Weg met de flexfactor!

7 min

 

Weg met de flexfactor!

Hoe stel je de capaciteit van een kantoor vast? De flexfactor is outdated volgens SWP-expert Jan Gerard Hoendervanger. In deze blog schets hij de contouren van een nieuwe benadering.

Sinds de introductie van flexibele werkplekconcepten hanteren we flexfactoren (ook wel delingsgraden of werkplekratio’s genoemd) met de formule: x werkplekken voor y medewerkers (waarbij x < y).
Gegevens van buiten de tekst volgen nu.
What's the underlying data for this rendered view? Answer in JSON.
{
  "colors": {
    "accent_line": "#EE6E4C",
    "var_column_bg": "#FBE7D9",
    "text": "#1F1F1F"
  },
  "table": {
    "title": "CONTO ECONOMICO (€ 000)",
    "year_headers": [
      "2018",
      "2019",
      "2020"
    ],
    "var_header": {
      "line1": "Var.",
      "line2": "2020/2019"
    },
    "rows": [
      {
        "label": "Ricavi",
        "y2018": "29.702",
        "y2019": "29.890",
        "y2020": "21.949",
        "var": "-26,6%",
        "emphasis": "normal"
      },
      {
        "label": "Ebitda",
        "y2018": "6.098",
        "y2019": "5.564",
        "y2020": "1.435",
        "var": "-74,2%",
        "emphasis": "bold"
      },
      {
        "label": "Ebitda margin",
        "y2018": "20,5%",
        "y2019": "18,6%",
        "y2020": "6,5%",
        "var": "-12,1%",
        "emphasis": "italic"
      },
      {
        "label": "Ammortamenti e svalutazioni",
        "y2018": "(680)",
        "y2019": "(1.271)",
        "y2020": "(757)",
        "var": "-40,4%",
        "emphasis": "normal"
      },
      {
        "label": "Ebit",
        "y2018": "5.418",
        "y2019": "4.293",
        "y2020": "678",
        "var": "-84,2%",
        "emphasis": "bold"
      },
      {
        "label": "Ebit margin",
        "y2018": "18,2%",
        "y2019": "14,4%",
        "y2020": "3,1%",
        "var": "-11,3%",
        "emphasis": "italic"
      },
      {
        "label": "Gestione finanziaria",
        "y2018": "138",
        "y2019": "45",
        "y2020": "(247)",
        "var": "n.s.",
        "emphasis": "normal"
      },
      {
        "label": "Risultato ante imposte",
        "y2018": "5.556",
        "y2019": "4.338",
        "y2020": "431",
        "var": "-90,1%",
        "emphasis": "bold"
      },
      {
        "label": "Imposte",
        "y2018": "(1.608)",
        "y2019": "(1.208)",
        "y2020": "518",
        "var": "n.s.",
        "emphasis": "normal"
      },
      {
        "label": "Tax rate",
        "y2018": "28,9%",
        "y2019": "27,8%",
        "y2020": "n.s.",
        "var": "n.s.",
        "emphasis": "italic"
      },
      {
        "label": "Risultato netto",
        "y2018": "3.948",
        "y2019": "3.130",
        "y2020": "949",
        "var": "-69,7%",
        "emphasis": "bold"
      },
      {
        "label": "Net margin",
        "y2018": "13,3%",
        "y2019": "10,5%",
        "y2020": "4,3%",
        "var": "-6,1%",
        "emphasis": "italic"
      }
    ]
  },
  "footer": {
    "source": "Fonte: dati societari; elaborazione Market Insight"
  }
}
Eigenlijk is dat altijd een worsteling geweest, omdat zowel de teller als de noemer zich lastig laat definiëren*. Het is zoiets als ‘appels gedeeld door peren’, waarbij allerlei soorten en maten van beide vruchten worden gebruikt. Met veel nattevingerwerk, miscommunicatie en misleidende benchmarks tot gevolg. In het post-coronatijdperk wordt het alleen maar problematischer, door toenemende mogelijkheden om plaats- en tijdonafhankelijk te werken én door de  vervagende grenzen van/tussen organisaties. Daarom zeg ik: laten we afscheid nemen van de flexfactor en een betere manier ontwikkelen om de capaciteit van een kantoor af te stemmen op de behoefte van een gebruikersgroep.

Problematiek van de teller: wat is een werkplek?
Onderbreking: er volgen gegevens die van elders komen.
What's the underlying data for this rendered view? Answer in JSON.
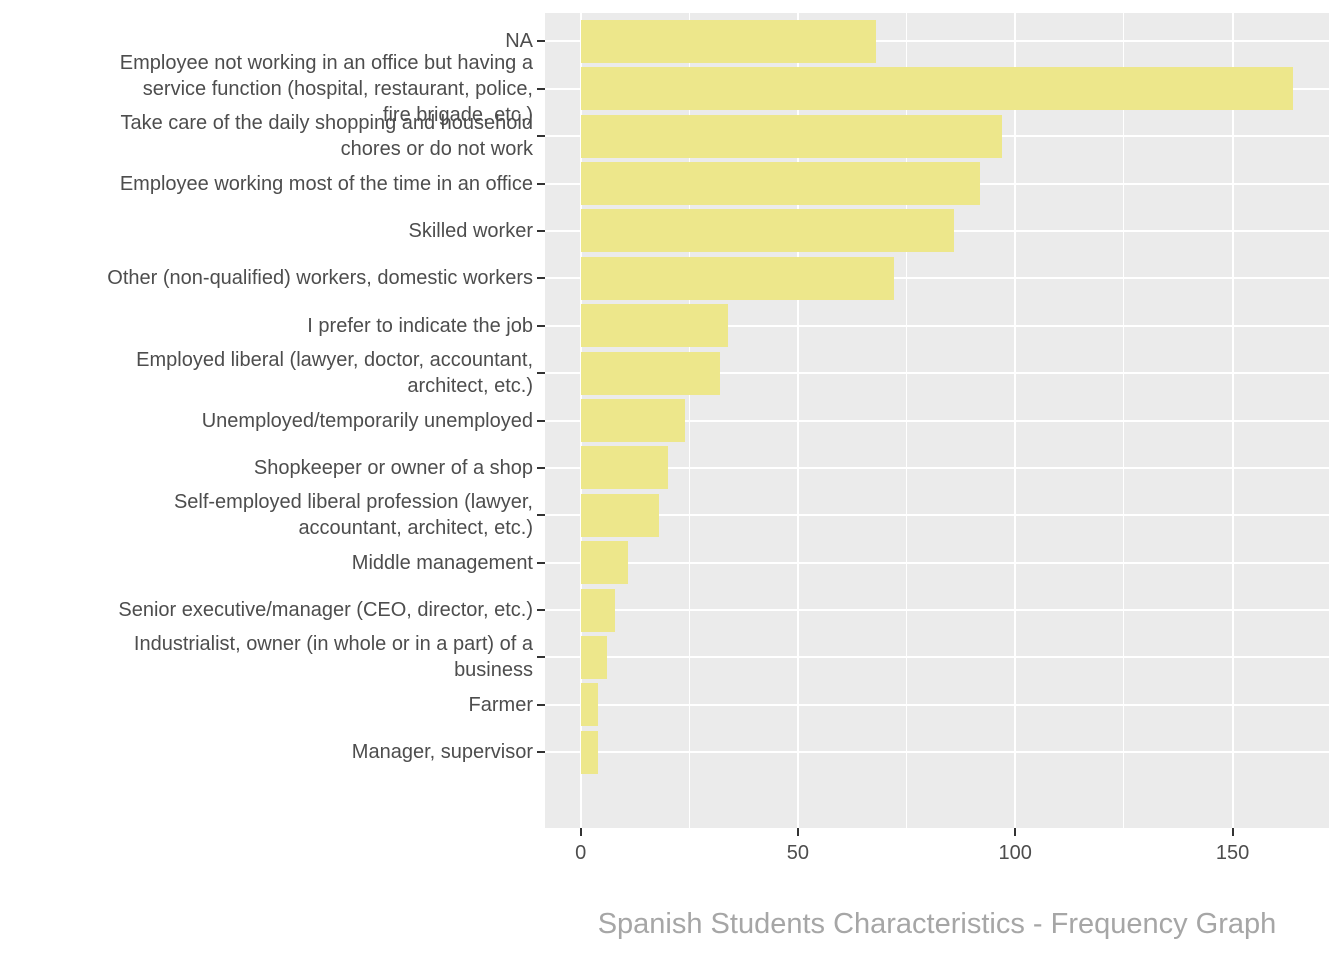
{
  "chart_data": {
    "type": "bar",
    "orientation": "horizontal",
    "title": "Spanish Students Characteristics - Frequency Graph",
    "xlabel": "",
    "ylabel": "",
    "categories": [
      "NA",
      "Employee not working in an office but having a service function (hospital, restaurant, police, fire brigade, etc.)",
      "Take care of the daily shopping and household chores or do not work",
      "Employee working most of the time in an office",
      "Skilled worker",
      "Other (non-qualified) workers, domestic workers",
      "I prefer to indicate the job",
      "Employed liberal (lawyer, doctor, accountant, architect, etc.)",
      "Unemployed/temporarily unemployed",
      "Shopkeeper or owner of a shop",
      "Self-employed liberal profession (lawyer, accountant, architect, etc.)",
      "Middle management",
      "Senior executive/manager (CEO, director, etc.)",
      "Industrialist, owner (in whole or in a part) of a business",
      "Farmer",
      "Manager, supervisor"
    ],
    "category_display_lines": [
      [
        "NA"
      ],
      [
        "Employee not working in an office but having a",
        "service function (hospital, restaurant, police,",
        "fire brigade, etc.)"
      ],
      [
        "Take care of the daily shopping and household",
        "chores or do not work"
      ],
      [
        "Employee working most of the time in an office"
      ],
      [
        "Skilled worker"
      ],
      [
        "Other (non-qualified) workers, domestic workers"
      ],
      [
        "I prefer to indicate the job"
      ],
      [
        "Employed liberal (lawyer, doctor, accountant,",
        "architect, etc.)"
      ],
      [
        "Unemployed/temporarily unemployed"
      ],
      [
        "Shopkeeper or owner of a shop"
      ],
      [
        "Self-employed liberal profession (lawyer,",
        "accountant, architect, etc.)"
      ],
      [
        "Middle management"
      ],
      [
        "Senior executive/manager (CEO, director, etc.)"
      ],
      [
        "Industrialist, owner (in whole or in a part) of a",
        "business"
      ],
      [
        "Farmer"
      ],
      [
        "Manager, supervisor"
      ]
    ],
    "values": [
      68,
      164,
      97,
      92,
      86,
      72,
      34,
      32,
      24,
      20,
      18,
      11,
      8,
      6,
      4,
      4
    ],
    "x_tick_labels": [
      "0",
      "50",
      "100",
      "150"
    ],
    "x_ticks": [
      0,
      50,
      100,
      150
    ],
    "x_minor_ticks": [
      25,
      75,
      125
    ],
    "xlim": [
      -8.2,
      172.2
    ],
    "grid": true,
    "legend": "none",
    "colors": {
      "bar_fill": "#EDE78B",
      "panel_background": "#EBEBEB",
      "gridline": "#FFFFFF",
      "axis_tick": "#333333",
      "axis_text": "#4D4D4D",
      "title_text": "#A6A6A6",
      "page_background": "#FFFFFF"
    }
  }
}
Vroeger was het simpel: iedere medewerker kreeg een eigen bureauwerkplek, het onderscheid zat in de compartimentering (van eenpersoons tot meerpersoons tot kantoortuin) en de aanvullende voorzieningen zoals kasten en overlegplekken. Al het andere was bedoeld voor gezamenlijk gebruik en werd vaak toegevoegd in  het Programma van Eisen op basis van ‘zoveel stuks per zoveel werkplekken’ (= gebruikers).

Activiteitgerelateerde concepten gaan er vanuit dat mensen afwisselend verschillende typen werk- en overlegplekken gebruiken: (bureau)werkplekken met meer of minder privacy (open/gesloten; alleen/samen), waar je kort- of langdurend, staand en/of zittend kunt werken en wel of niet kunt (video)bellen, plus plekken voor uiteenlopende vormen van sociale interactie – van bila’s tot board meetings, informeel of formeel, gericht op kennisoverdracht, brainstormen, reflectie of besluitvorming, staand en/of zittend. Variëteit en keuzevrijheid zijn cruciaal om zo’n concept goed te laten functioneren.
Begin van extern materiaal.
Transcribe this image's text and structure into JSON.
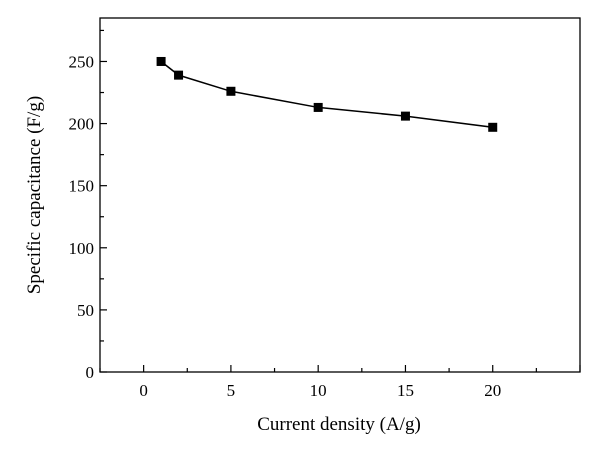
{
  "chart_data": {
    "type": "line",
    "title": "",
    "xlabel": "Current density (A/g)",
    "ylabel": "Specific capacitance (F/g)",
    "xlim": [
      -2.5,
      25
    ],
    "ylim": [
      0,
      285
    ],
    "x_ticks": [
      0,
      5,
      10,
      15,
      20
    ],
    "x_tick_labels": [
      "0",
      "5",
      "10",
      "15",
      "20"
    ],
    "y_ticks": [
      0,
      50,
      100,
      150,
      200,
      250
    ],
    "y_tick_labels": [
      "0",
      "50",
      "100",
      "150",
      "200",
      "250"
    ],
    "grid": false,
    "legend": "none",
    "marker": "square",
    "color": "#000000",
    "series": [
      {
        "x": [
          1,
          2,
          5,
          10,
          15,
          20
        ],
        "y": [
          250,
          239,
          226,
          213,
          206,
          197
        ]
      }
    ]
  }
}
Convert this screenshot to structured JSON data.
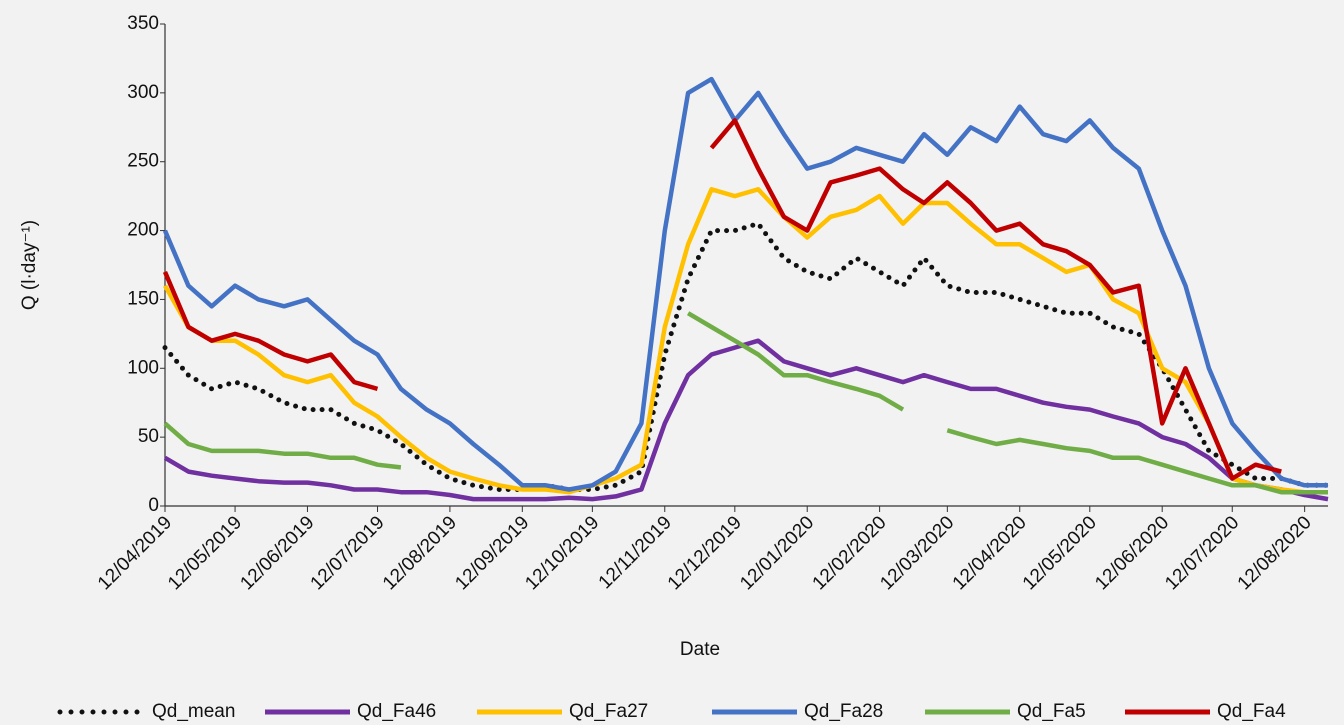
{
  "chart_data": {
    "type": "line",
    "x_label": "Date",
    "y_label": "Q (l·day⁻¹)",
    "x": [
      "12/04/2019",
      "22/04/2019",
      "02/05/2019",
      "12/05/2019",
      "22/05/2019",
      "02/06/2019",
      "12/06/2019",
      "22/06/2019",
      "02/07/2019",
      "12/07/2019",
      "22/07/2019",
      "02/08/2019",
      "12/08/2019",
      "22/08/2019",
      "02/09/2019",
      "12/09/2019",
      "22/09/2019",
      "02/10/2019",
      "12/10/2019",
      "22/10/2019",
      "02/11/2019",
      "12/11/2019",
      "22/11/2019",
      "02/12/2019",
      "12/12/2019",
      "22/12/2019",
      "02/01/2020",
      "12/01/2020",
      "22/01/2020",
      "02/02/2020",
      "12/02/2020",
      "22/02/2020",
      "02/03/2020",
      "12/03/2020",
      "22/03/2020",
      "02/04/2020",
      "12/04/2020",
      "22/04/2020",
      "02/05/2020",
      "12/05/2020",
      "22/05/2020",
      "02/06/2020",
      "12/06/2020",
      "22/06/2020",
      "02/07/2020",
      "12/07/2020",
      "22/07/2020",
      "02/08/2020",
      "12/08/2020",
      "22/08/2020"
    ],
    "xlim": [
      "12/04/2019",
      "22/08/2020"
    ],
    "xticks": [
      "12/04/2019",
      "12/05/2019",
      "12/06/2019",
      "12/07/2019",
      "12/08/2019",
      "12/09/2019",
      "12/10/2019",
      "12/11/2019",
      "12/12/2019",
      "12/01/2020",
      "12/02/2020",
      "12/03/2020",
      "12/04/2020",
      "12/05/2020",
      "12/06/2020",
      "12/07/2020",
      "12/08/2020"
    ],
    "ylim": [
      0,
      350
    ],
    "yticks": [
      0,
      50,
      100,
      150,
      200,
      250,
      300,
      350
    ],
    "series": [
      {
        "name": "Qd_mean",
        "color": "#111111",
        "dotted": true,
        "values": [
          115,
          95,
          85,
          90,
          85,
          75,
          70,
          70,
          60,
          55,
          45,
          30,
          20,
          15,
          12,
          12,
          15,
          12,
          12,
          15,
          25,
          110,
          165,
          200,
          200,
          205,
          180,
          170,
          165,
          180,
          170,
          160,
          180,
          160,
          155,
          155,
          150,
          145,
          140,
          140,
          130,
          125,
          100,
          70,
          40,
          30,
          20,
          20,
          15,
          15
        ]
      },
      {
        "name": "Qd_Fa46",
        "color": "#7030a0",
        "values": [
          35,
          25,
          22,
          20,
          18,
          17,
          17,
          15,
          12,
          12,
          10,
          10,
          8,
          5,
          5,
          5,
          5,
          6,
          5,
          7,
          12,
          60,
          95,
          110,
          115,
          120,
          105,
          100,
          95,
          100,
          95,
          90,
          95,
          90,
          85,
          85,
          80,
          75,
          72,
          70,
          65,
          60,
          50,
          45,
          35,
          20,
          15,
          12,
          8,
          5
        ]
      },
      {
        "name": "Qd_Fa27",
        "color": "#ffc000",
        "values": [
          160,
          130,
          120,
          120,
          110,
          95,
          90,
          95,
          75,
          65,
          50,
          35,
          25,
          20,
          15,
          12,
          12,
          10,
          15,
          20,
          30,
          130,
          190,
          230,
          225,
          230,
          210,
          195,
          210,
          215,
          225,
          205,
          220,
          220,
          205,
          190,
          190,
          180,
          170,
          175,
          150,
          140,
          100,
          90,
          60,
          20,
          15,
          12,
          10,
          10
        ]
      },
      {
        "name": "Qd_Fa28",
        "color": "#4472c4",
        "values": [
          200,
          160,
          145,
          160,
          150,
          145,
          150,
          135,
          120,
          110,
          85,
          70,
          60,
          45,
          30,
          15,
          15,
          12,
          15,
          25,
          60,
          200,
          300,
          310,
          280,
          300,
          270,
          245,
          250,
          260,
          255,
          250,
          270,
          255,
          275,
          265,
          290,
          270,
          265,
          280,
          260,
          245,
          200,
          160,
          100,
          60,
          40,
          20,
          15,
          15
        ]
      },
      {
        "name": "Qd_Fa5",
        "color": "#70ad47",
        "values": [
          60,
          45,
          40,
          40,
          40,
          38,
          38,
          35,
          35,
          30,
          28,
          null,
          null,
          null,
          null,
          null,
          null,
          null,
          null,
          null,
          null,
          null,
          140,
          130,
          120,
          110,
          95,
          95,
          90,
          85,
          80,
          70,
          null,
          55,
          50,
          45,
          48,
          45,
          42,
          40,
          35,
          35,
          30,
          25,
          20,
          15,
          15,
          10,
          10,
          10
        ]
      },
      {
        "name": "Qd_Fa4",
        "color": "#c00000",
        "values": [
          170,
          130,
          120,
          125,
          120,
          110,
          105,
          110,
          90,
          85,
          null,
          null,
          null,
          null,
          null,
          null,
          null,
          null,
          null,
          null,
          null,
          null,
          null,
          260,
          280,
          245,
          210,
          200,
          235,
          240,
          245,
          230,
          220,
          235,
          220,
          200,
          205,
          190,
          185,
          175,
          155,
          160,
          60,
          100,
          60,
          20,
          30,
          25,
          null,
          null
        ]
      }
    ]
  }
}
Maar welke plekken tel je dan mee, bij het berekenen van de flexfactor? Alleen de arboproof bureauwerkplekken? Of ook de aanlandplekken die voor kortdurend gebruik zijn bedoeld? En de overige plekken, die maken toch ook onderdeel uit van het palet waar de medewerkers uit kunnen kiezen en daar brengen zij toch ook een substantieel deel van hun kantoortijd door? In de huidige normen voor de kantoren van de rijksoverheid (Fysieke Werkomgeving Rijk, FWR) tellen de communicatieplekken, zoals stoelen in een vergaderruimte, voor 50% mee. Dit is zuiverder dan alleen de (bureau)werkplekken meetellen, maar in de praktijk ook een bron van verwarring. Ik ben benieuwd of/hoe dit wordt aangepast in de nieuwe FWR die momenteel wordt ontwikkeld.

Wat ik zelf tot nu toe maar doe, is het benoemen van verschillende cijfers naast elkaar: het aantal arboproof bureauwerkplekken, het aantal werkplekken (inclusief aanlandplekken e.d.) en het aantal zitplaatsen (inclusief vergaderstoelen, zitjes in sociale ruimten e.d.). Dan is tenminste duidelijk waar je het over hebt en dat het gaat om verschillende deelverzamelingen van het geheel aan plekken. Dit is vaak verhelderend, bijvoorbeeld bij een discussie die steevast wordt opgeroepen door de hypothetische vraag ‘wat als iedereen op dezelfde dag naar kantoor gaat?’

Problematiek van de noemer: hoeveel gebruikers?

De tijd dat een kantoor een vastomlijnde groep gebruikers kende, die er in principe dagelijks, gelijktijdig werkten, ligt al ver achter ons. In de begintijd van de flexibele werkplekconcepten en ‘Het nieuwe werken’ werd vooral gewezen op afwezigheid ten gevolge van deeltijdcontracten, verlof en ziekte, plus ‘ambulante functies’ zoals vertegenwoordigers en adviseurs. In plaats van het aantal ‘koppen’ gingen we rekenen met het aantal fulltime equivalenten (fte’s). En we gingen een lagere flexfactor hanteren voor functies met een hoge ‘externe mobiliteit’.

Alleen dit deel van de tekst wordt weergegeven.